In an SEC filing today, Elon Musk indicated that Twitter has yet to respond to his offer to buy the company, and that he is “exploring whether to commence a tender offer to acquire all of the outstanding shares.” Recall that Twitter has itself adopted a poison-pill defense of its equity in light of Musk’s unsolicited bid.
The filing also details how Musk intends to pay for Twitter. Recall that his offer is worth $54.20 per share in cash, valuing the company at around $43.4 billion. The serial entrepreneur’s bid represents a premium to Twitter’ value today, but lands far beneath the company’s 52-week stock market high of $73.34 per share; shares of Twitter traded even higher in early 2021, leaving some room for Musk’s bid to be considered modest, despite its present-day premium.
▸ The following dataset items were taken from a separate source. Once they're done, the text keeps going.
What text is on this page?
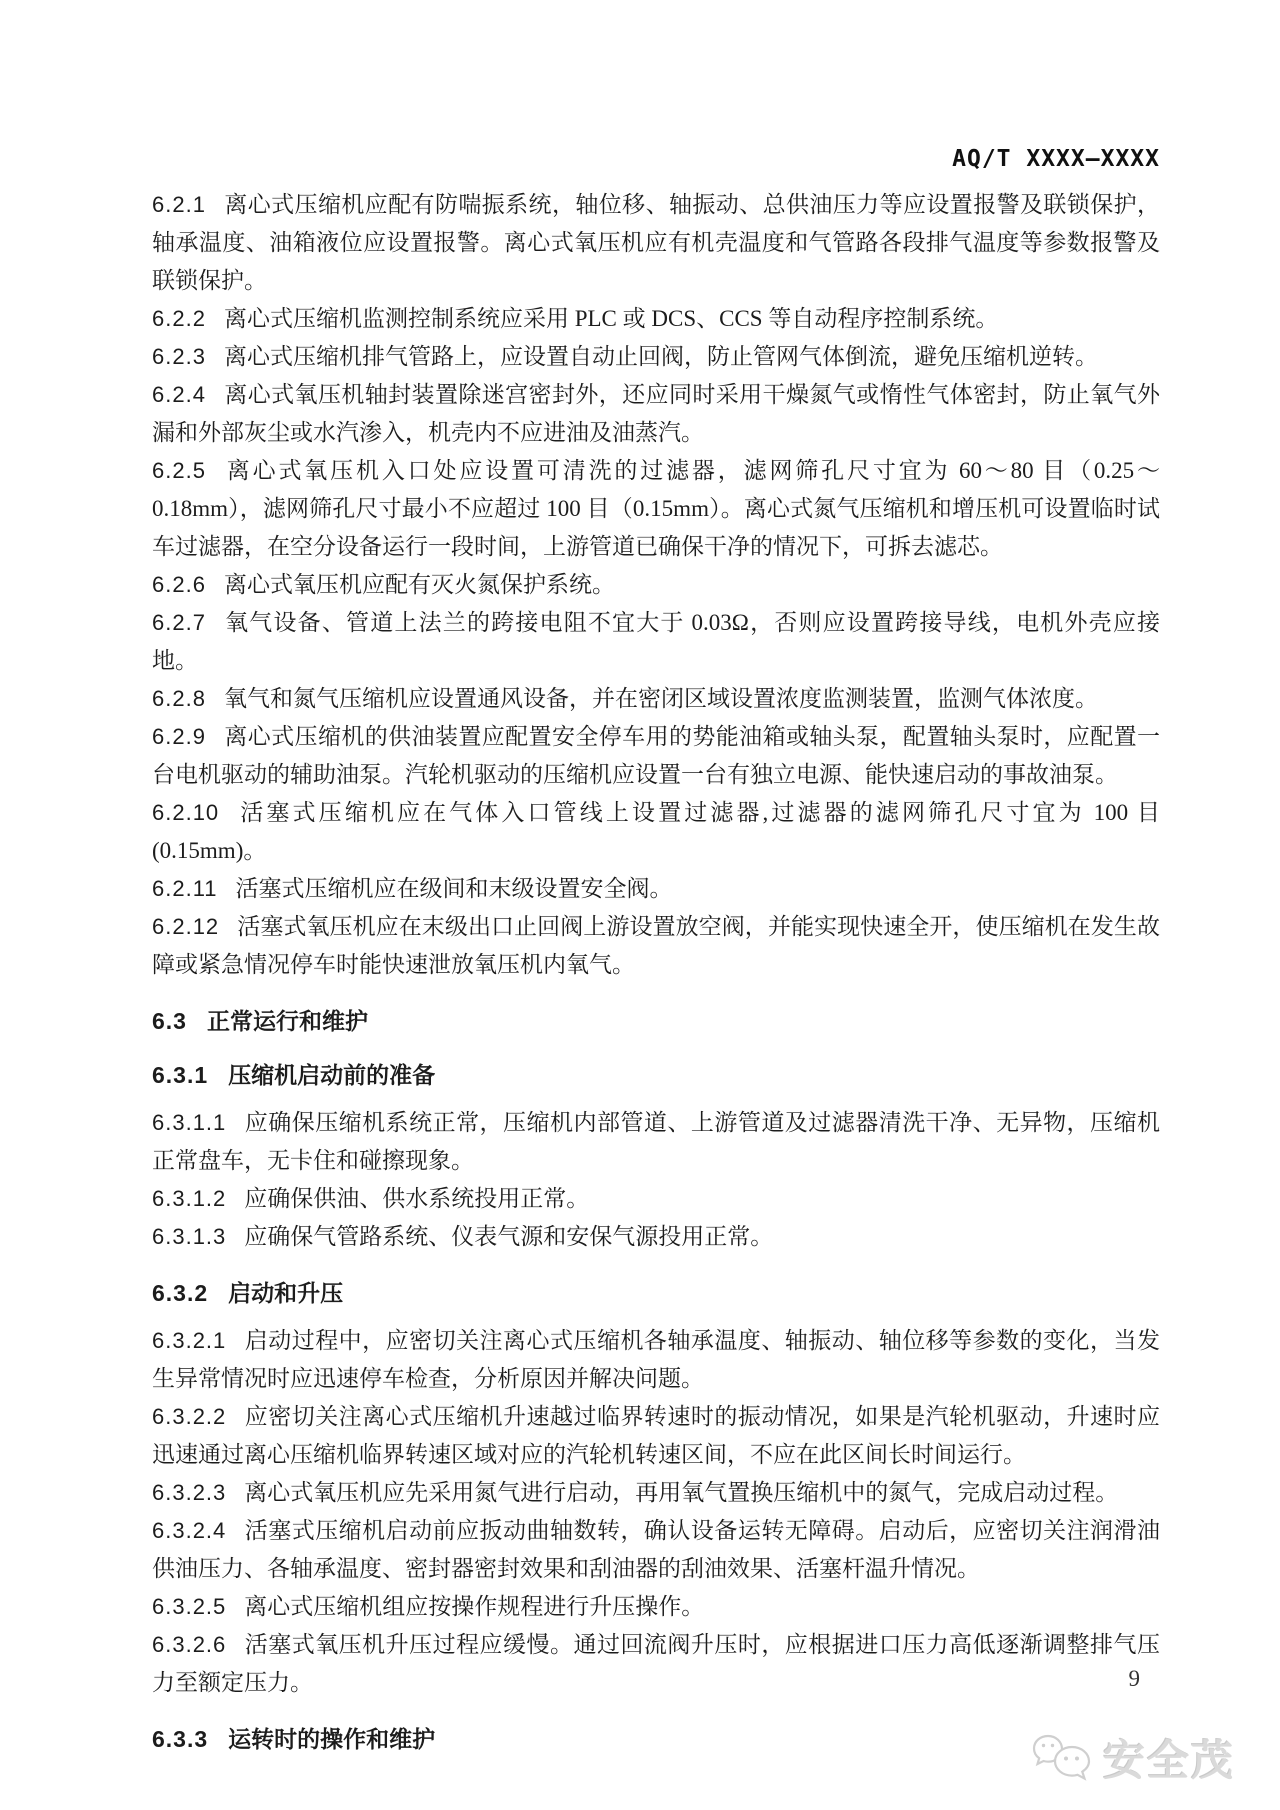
AQ/T XXXX—XXXX

6.2.1 离心式压缩机应配有防喘振系统，轴位移、轴振动、总供油压力等应设置报警及联锁保护，轴承温度、油箱液位应设置报警。离心式氧压机应有机壳温度和气管路各段排气温度等参数报警及联锁保护。

6.2.2 离心式压缩机监测控制系统应采用 PLC 或 DCS、CCS 等自动程序控制系统。

6.2.3 离心式压缩机排气管路上，应设置自动止回阀，防止管网气体倒流，避免压缩机逆转。

6.2.4 离心式氧压机轴封装置除迷宫密封外，还应同时采用干燥氮气或惰性气体密封，防止氧气外漏和外部灰尘或水汽渗入，机壳内不应进油及油蒸汽。

6.2.5 离心式氧压机入口处应设置可清洗的过滤器，滤网筛孔尺寸宜为 60～80 目（0.25～0.18mm），滤网筛孔尺寸最小不应超过 100 目（0.15mm）。离心式氮气压缩机和增压机可设置临时试车过滤器，在空分设备运行一段时间，上游管道已确保干净的情况下，可拆去滤芯。

6.2.6 离心式氧压机应配有灭火氮保护系统。

6.2.7 氧气设备、管道上法兰的跨接电阻不宜大于 0.03Ω，否则应设置跨接导线，电机外壳应接地。

6.2.8 氧气和氮气压缩机应设置通风设备，并在密闭区域设置浓度监测装置，监测气体浓度。

6.2.9 离心式压缩机的供油装置应配置安全停车用的势能油箱或轴头泵，配置轴头泵时，应配置一台电机驱动的辅助油泵。汽轮机驱动的压缩机应设置一台有独立电源、能快速启动的事故油泵。

6.2.10 活塞式压缩机应在气体入口管线上设置过滤器,过滤器的滤网筛孔尺寸宜为 100 目(0.15mm)。

6.2.11 活塞式压缩机应在级间和末级设置安全阀。

6.2.12 活塞式氧压机应在末级出口止回阀上游设置放空阀，并能实现快速全开，使压缩机在发生故障或紧急情况停车时能快速泄放氧压机内氧气。

6.3 正常运行和维护

6.3.1 压缩机启动前的准备

6.3.1.1 应确保压缩机系统正常，压缩机内部管道、上游管道及过滤器清洗干净、无异物，压缩机正常盘车，无卡住和碰擦现象。

6.3.1.2 应确保供油、供水系统投用正常。

6.3.1.3 应确保气管路系统、仪表气源和安保气源投用正常。

6.3.2 启动和升压

6.3.2.1 启动过程中，应密切关注离心式压缩机各轴承温度、轴振动、轴位移等参数的变化，当发生异常情况时应迅速停车检查，分析原因并解决问题。

6.3.2.2 应密切关注离心式压缩机升速越过临界转速时的振动情况，如果是汽轮机驱动，升速时应迅速通过离心压缩机临界转速区域对应的汽轮机转速区间，不应在此区间长时间运行。

6.3.2.3 离心式氧压机应先采用氮气进行启动，再用氧气置换压缩机中的氮气，完成启动过程。

6.3.2.4 活塞式压缩机启动前应扳动曲轴数转，确认设备运转无障碍。启动后，应密切关注润滑油供油压力、各轴承温度、密封器密封效果和刮油器的刮油效果、活塞杆温升情况。

6.3.2.5 离心式压缩机组应按操作规程进行升压操作。

6.3.2.6 活塞式氧压机升压过程应缓慢。通过回流阀升压时，应根据进口压力高低逐渐调整排气压力至额定压力。

6.3.3 运转时的操作和维护

9
安全茂
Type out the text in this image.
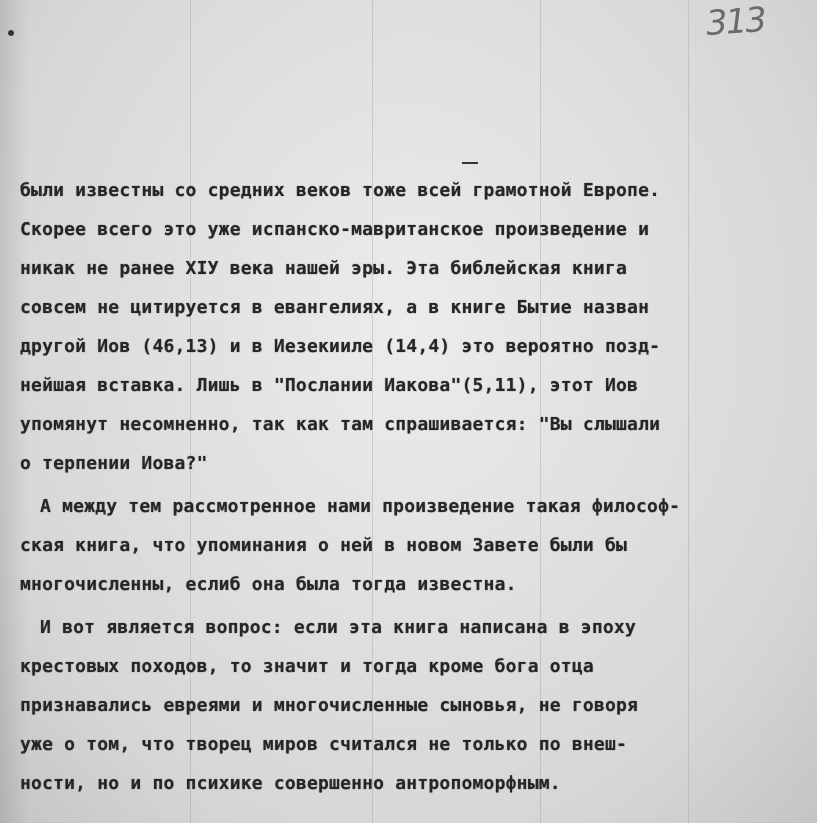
313
были известны со средних веков тоже всей грамотной Европе.
Скорее всего это уже испанско-мавританское произведение и
никак не ранее XIУ века нашей эры. Эта библейская книга
совсем не цитируется в евангелиях, а в книге Бытие назван
другой Иов (46,13) и в Иезекииле (14,4) это вероятно позд-
нейшая вставка. Лишь в "Послании Иакова"(5,11), этот Иов
упомянут несомненно, так как там спрашивается: "Вы слышали
о терпении Иова?"
А между тем рассмотренное нами произведение такая философ-
ская книга, что упоминания о ней в новом Завете были бы
многочисленны, еслиб она была тогда известна.
И вот является вопрос: если эта книга написана в эпоху
крестовых походов, то значит и тогда кроме бога отца
признавались евреями и многочисленные сыновья, не говоря
уже о том, что творец миров считался не только по внеш-
ности, но и по психике совершенно антропоморфным.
So where will all that money come from? Three major buckets, it turns out:
The first tranche, per the filing, comes from Morgan Stanley and “certain other financial institutions” that have “committed to provide $13 billion in financing” to Musk in the form of a $6.5 billion “senior secured term loan facility,” a $500 million “senior secured revolving facility,” a $3 billion “senior secured bridge loan facility” and a $3 billion “senior unsecured bridge loan facility.”
The second bucket of cash comes from, once again, Morgan Stanley and others that have “committed to provide $12.5 billion in margin loans” to Musk, against what we presume are his shares in Tesla and other companies.
And, third, an “equity commitment letter” from Musk to “provide equity financing for the Proposed Transaction or the Potential Offer sufficient to pay all amounts payable in connection with the Offer and the Merger” net of the above funding sources. The total value of this equity commitment from Musk is “expected to be approximately $21 billion,” the filing states.
To summarize: Musk intends to borrow around $13 billion in various fashions; borrow $12.5 billion against his own equity holdings; and pay around $21 billion from his own holdings. It’s a somewhat complicated collection of funding sources, but Musk’s bid is hardly small, so the path to collecting the needed cash in one pile is understandably convoluted.
Do not consider the above “funding secured” notes as indication that the deal is a slam-dunk. Twitter has its back up over the bid, and Musk’s filing states plainly that “there can be no assurance that a definitive agreement with respect to the Proposed Transaction will be executed or, if executed, whether the Proposed Transaction will be consummated,” and that Musk has “not commenced, or determined to commence, any tender offer for Shares of Twitter” quite yet.
More to come, in other words, but Musk does appear to have a way to the cash he needs to make his bid more than just words.